Through his T-shirt, she felt his heart beating against the cheek she had pressed to his chest. She would be happy to remain right there like that forever, but knew she couldn’t.

She pulled back and dared to glance at Chris.

He’d gone back to leaning against the kitchen counter again, but now he wore an amused expression as if he could see right through the sham she’d hoped to perpetrate against the whole family that she and Brody were just friends.

Chris glanced at Brody. “I was wondering what went on here during your last visit home.”

The older family members had been so easy to fool. Chris obviously was not.

Still, Ashley tried. “What are you talking about? Nothing—”

“Ash. Stop. I went along with it when we were kids but I’m not doing it anymore. If we’re going to be together, my family has to know.”

Chris’s amused expression gave way to a frown. “When you were kids? You were together back then?”

“Yup.” Brody grinned. “Fooled ya, huh?”

Chris mouthed a cuss. “Yeah, you did. But at least now I know why you’ve been acting so crazy the past few weeks.”

Now it was Brody’s turn to frown. “I have not.”

“Ashley!” Miss Eleanor, her timing impeccably annoying as always, summoned her from the bedroom.

Maybe that was for the best. Ashley could use an excuse to remove herself from Chris’s scrutiny. She felt as if he was trying to look deep into her soul and discover all the secrets she’d worked so hard to hide for so many years.

“I’d better go bring this to her.” Ashley held up the paper bag containing pill bottles that she’d forgotten was still clutched in her hand.

“A’ight. Hurry back.” Brody’s smile, so familiar, so sexy, had her stomach twisting.

She didn’t answer, opting instead to duck out on the whole embarrassing situation.

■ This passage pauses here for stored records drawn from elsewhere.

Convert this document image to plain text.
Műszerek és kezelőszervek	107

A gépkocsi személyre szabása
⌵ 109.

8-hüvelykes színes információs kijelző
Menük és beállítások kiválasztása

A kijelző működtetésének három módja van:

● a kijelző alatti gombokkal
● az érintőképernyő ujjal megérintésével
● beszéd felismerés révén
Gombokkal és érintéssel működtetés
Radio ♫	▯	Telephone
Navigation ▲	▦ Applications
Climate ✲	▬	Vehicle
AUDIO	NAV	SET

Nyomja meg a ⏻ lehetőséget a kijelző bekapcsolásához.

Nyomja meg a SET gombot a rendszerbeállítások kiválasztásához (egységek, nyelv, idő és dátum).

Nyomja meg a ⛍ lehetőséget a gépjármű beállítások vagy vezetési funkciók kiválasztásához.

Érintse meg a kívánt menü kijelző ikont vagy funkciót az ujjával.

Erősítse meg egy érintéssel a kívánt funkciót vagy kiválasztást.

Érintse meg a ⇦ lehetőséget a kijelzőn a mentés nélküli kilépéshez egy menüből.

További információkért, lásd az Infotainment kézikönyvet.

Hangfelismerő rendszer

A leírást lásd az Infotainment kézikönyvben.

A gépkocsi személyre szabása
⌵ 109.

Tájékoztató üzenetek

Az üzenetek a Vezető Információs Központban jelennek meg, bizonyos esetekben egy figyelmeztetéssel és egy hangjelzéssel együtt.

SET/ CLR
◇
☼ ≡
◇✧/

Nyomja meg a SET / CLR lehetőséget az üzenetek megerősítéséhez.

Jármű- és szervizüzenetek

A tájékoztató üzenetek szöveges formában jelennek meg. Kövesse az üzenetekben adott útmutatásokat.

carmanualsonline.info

“Dude. Ashley? You dog.” Chris’s comment followed her down the hall and Ashley saw clearly how her plan to leave and avoid embarrassment hadn’t worked out so well.

Brody came back at his brother with an annoyed sounding, “Shut up.”

A deep chuckle was Chris’s only response.

With a sigh, she abandoned worrying about what was happening in the kitchen between the brothers and entered the bedroom. “Good morning, Miss Eleanor.”

“About time you got here. Help me up. I want to get dressed.”

“Okay, but why don’t you stay comfortable in bed and have your breakfast and take your pills first?”